Nutrition is an important key to increasing our sense of well-being. Improved nutrition affects the body’s chemical balances, so that we feel better physically. This also helps the chemical balances in the brain, so that our moods and the abilities to cope with stress improve. Making better choices about what we eat substantially affects us both mentally and physically.
When one thinks of proper eating habits, we think – Boring! Choosing better nutrition can appear complex, take more time and energy, and add more stress to our already hectic schedule. Also, it isn’t much fun avoiding junk food during the Holidays; but we need to try to be careful as much as we can. If we goof up one meal, then we need to make a more logical choice for at least the next couple of meals.
When I need to feel more vibrant, clear thinking, focused, energetic, and improve my overall sense of well-being, I concentrate on more high-protein meals. This helps because the amino acid, Tyrosine, reaches the brain and will raise the level of Serotonin, which is the important neurotransmitter in the physical and mental sense of well-being. (Remember how closely physical and mental are tied together.)
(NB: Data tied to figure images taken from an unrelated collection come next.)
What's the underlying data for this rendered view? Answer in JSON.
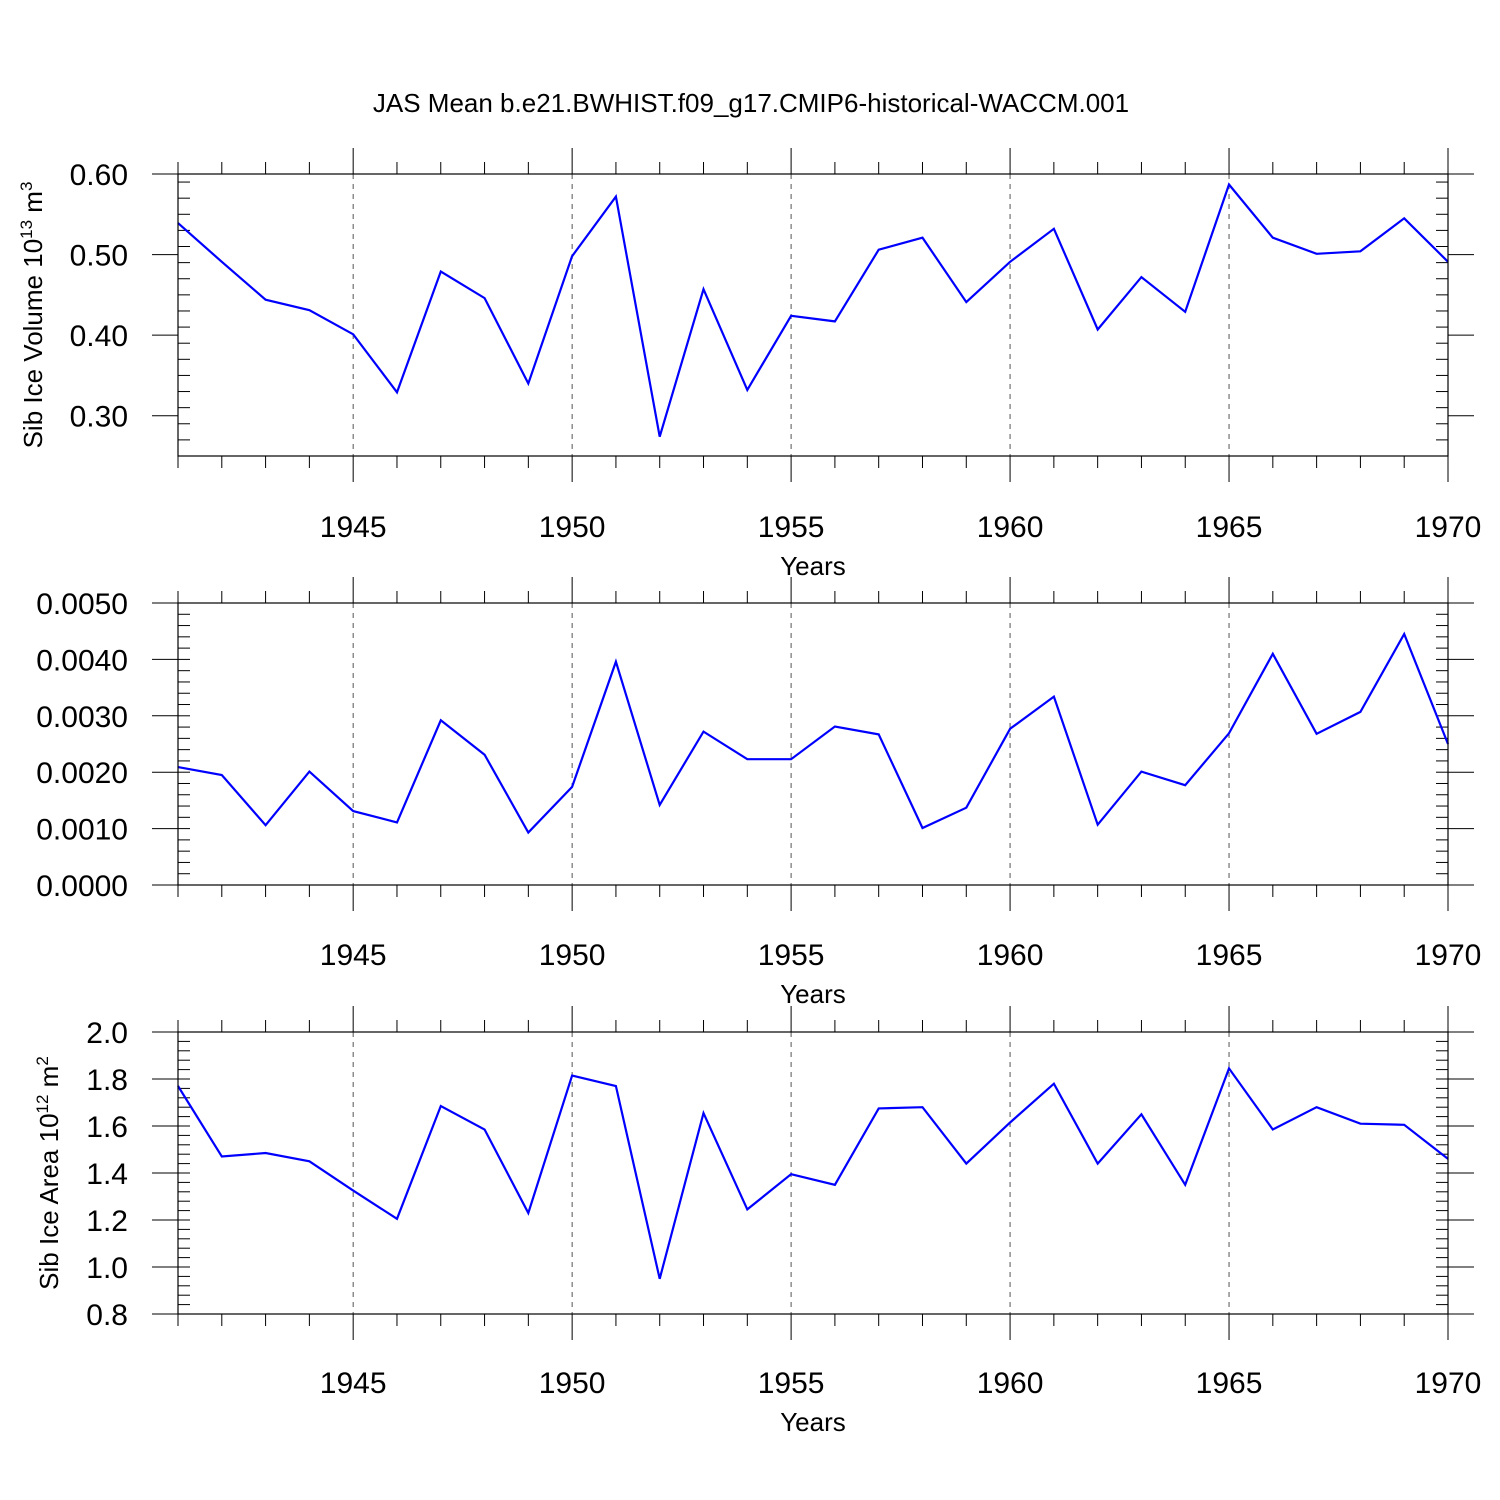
{
  "title": "JAS Mean b.e21.BWHIST.f09_g17.CMIP6-historical-WACCM.001",
  "chart_data": [
    {
      "type": "line",
      "xlabel": "Years",
      "ylabel": "Sib Ice Volume 10",
      "ylabel_sup1": "13",
      "ylabel_mid": " m",
      "ylabel_sup2": "3",
      "xlim": [
        1941,
        1970
      ],
      "ylim": [
        0.25,
        0.6
      ],
      "yticks": [
        "0.30",
        "0.40",
        "0.50",
        "0.60"
      ],
      "ytick_values": [
        0.3,
        0.4,
        0.5,
        0.6
      ],
      "xticks": [
        "1945",
        "1950",
        "1955",
        "1960",
        "1965",
        "1970"
      ],
      "xtick_values": [
        1945,
        1950,
        1955,
        1960,
        1965,
        1970
      ],
      "grid_x": [
        1945,
        1950,
        1955,
        1960,
        1965
      ],
      "x": [
        1941,
        1942,
        1943,
        1944,
        1945,
        1946,
        1947,
        1948,
        1949,
        1950,
        1951,
        1952,
        1953,
        1954,
        1955,
        1956,
        1957,
        1958,
        1959,
        1960,
        1961,
        1962,
        1963,
        1964,
        1965,
        1966,
        1967,
        1968,
        1969,
        1970
      ],
      "values": [
        0.539,
        0.491,
        0.444,
        0.431,
        0.401,
        0.329,
        0.479,
        0.446,
        0.34,
        0.498,
        0.572,
        0.274,
        0.457,
        0.332,
        0.424,
        0.417,
        0.506,
        0.521,
        0.441,
        0.491,
        0.532,
        0.407,
        0.472,
        0.429,
        0.587,
        0.521,
        0.501,
        0.504,
        0.545,
        0.491
      ]
    },
    {
      "type": "line",
      "xlabel": "Years",
      "ylabel": "",
      "ylabel_sup1": "",
      "ylabel_mid": "",
      "ylabel_sup2": "",
      "xlim": [
        1941,
        1970
      ],
      "ylim": [
        0,
        0.005
      ],
      "yticks": [
        "0.0000",
        "0.0010",
        "0.0020",
        "0.0030",
        "0.0040",
        "0.0050"
      ],
      "ytick_values": [
        0,
        0.001,
        0.002,
        0.003,
        0.004,
        0.005
      ],
      "xticks": [
        "1945",
        "1950",
        "1955",
        "1960",
        "1965",
        "1970"
      ],
      "xtick_values": [
        1945,
        1950,
        1955,
        1960,
        1965,
        1970
      ],
      "grid_x": [
        1945,
        1950,
        1955,
        1960,
        1965
      ],
      "x": [
        1941,
        1942,
        1943,
        1944,
        1945,
        1946,
        1947,
        1948,
        1949,
        1950,
        1951,
        1952,
        1953,
        1954,
        1955,
        1956,
        1957,
        1958,
        1959,
        1960,
        1961,
        1962,
        1963,
        1964,
        1965,
        1966,
        1967,
        1968,
        1969,
        1970
      ],
      "values": [
        0.00209,
        0.00195,
        0.00106,
        0.00201,
        0.00131,
        0.00111,
        0.00292,
        0.00231,
        0.00093,
        0.00174,
        0.00396,
        0.00142,
        0.00272,
        0.00223,
        0.00223,
        0.00281,
        0.00267,
        0.00101,
        0.00137,
        0.00277,
        0.00334,
        0.00107,
        0.00201,
        0.00177,
        0.00269,
        0.0041,
        0.00268,
        0.00307,
        0.00445,
        0.0025
      ]
    },
    {
      "type": "line",
      "xlabel": "Years",
      "ylabel": "Sib Ice Area 10",
      "ylabel_sup1": "12",
      "ylabel_mid": " m",
      "ylabel_sup2": "2",
      "xlim": [
        1941,
        1970
      ],
      "ylim": [
        0.8,
        2.0
      ],
      "yticks": [
        "0.8",
        "1.0",
        "1.2",
        "1.4",
        "1.6",
        "1.8",
        "2.0"
      ],
      "ytick_values": [
        0.8,
        1.0,
        1.2,
        1.4,
        1.6,
        1.8,
        2.0
      ],
      "xticks": [
        "1945",
        "1950",
        "1955",
        "1960",
        "1965",
        "1970"
      ],
      "xtick_values": [
        1945,
        1950,
        1955,
        1960,
        1965,
        1970
      ],
      "grid_x": [
        1945,
        1950,
        1955,
        1960,
        1965
      ],
      "x": [
        1941,
        1942,
        1943,
        1944,
        1945,
        1946,
        1947,
        1948,
        1949,
        1950,
        1951,
        1952,
        1953,
        1954,
        1955,
        1956,
        1957,
        1958,
        1959,
        1960,
        1961,
        1962,
        1963,
        1964,
        1965,
        1966,
        1967,
        1968,
        1969,
        1970
      ],
      "values": [
        1.77,
        1.47,
        1.485,
        1.45,
        1.325,
        1.205,
        1.685,
        1.585,
        1.23,
        1.815,
        1.77,
        0.95,
        1.655,
        1.245,
        1.395,
        1.35,
        1.675,
        1.68,
        1.44,
        1.615,
        1.78,
        1.44,
        1.65,
        1.35,
        1.845,
        1.585,
        1.68,
        1.61,
        1.605,
        1.46
      ]
    }
  ]
}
A meal high in carbohydrates can have a tranquilizing effect; though, we will also put on weight if it is eaten before bedtime. Tryptophan, which is also very tranquilizing, can be found in turkey, soy, brown rice, cottage cheese and peanuts – just to name a few.
When one thinks of proper eating habits, we think – Boring! Choosing better nutrition can appear complex, take more time and energy, and add more stress to our already hectic schedule.
Last week, after eating yogurt (high in protein) for lunch, I was able to work an eight hour day without taking a break. The very next day, I had spaghetti with tomatoes and basil (high in carbohydrates) and was ready to crawl under the desk for a nap. Obviously, the protein was better at giving me energy, and improving my mood.
I know how hard it is to limit the amount of sugar that we are taking into our bodies. It is a well-known fact that sugar can deplete the B vitamins in our system, not to mention the insulin havoc it causes. Eating whatever we want is fun, but it is all a matter of responsible choice. When we choose healthier foods, we will feel better, which ties in with improving our mood.
Many nutritional products of herbs and nutrients can be very beneficial for improving mental attitude. Such as, Vinpocetine , which has been shown to improve negative moods, by encouraging sufficient blood flow to the brain.
Homeopathy can also help with maintaining balanced mood and dealing with stress. The motto for homeopathy is “like cures like”, in which the vibrational energy of the substance stimulates the body into healing itself.
Cortisol is a natural hormone that is released when we feel the effects of stress. Unfortunately, too much of a good thing can often result in a problem; a high level of Cortisol can cause depression. This buildup of Cortisol can be a consequence of continued stress. One homeopathic remedy, which neutralizes the high Cortisol level and helps my sense of well-being, is Ignatia Amara.
Bach’s Remedies are also good for elevating our moods. These are especially effective if taken on an empty stomach. Bach’s Rescue Remedy is a combination of seven floral essences that are very beneficial for calming and balancing mood.
Therapeutic touch is also a technique that helps us have a more positive attitude; particularly when concentration is placed on the heart chakra. (Chakras are energy centers in our bodies that work on the vibrational energy mode.) Clearing the heart chakra helps the body create more endorphins, which can release anxiety.
Which type of products are most effective? Everyone is different, and it is up to each person to find what works best for them. Also, remember to observe and be sensitive to the types of food you eat. Which ones make you feel energized and positive about life, in comparison to lethargic and negative? Keep a record, and with time you too will see how nutrition and eating habits can affect your moods and outlook on life.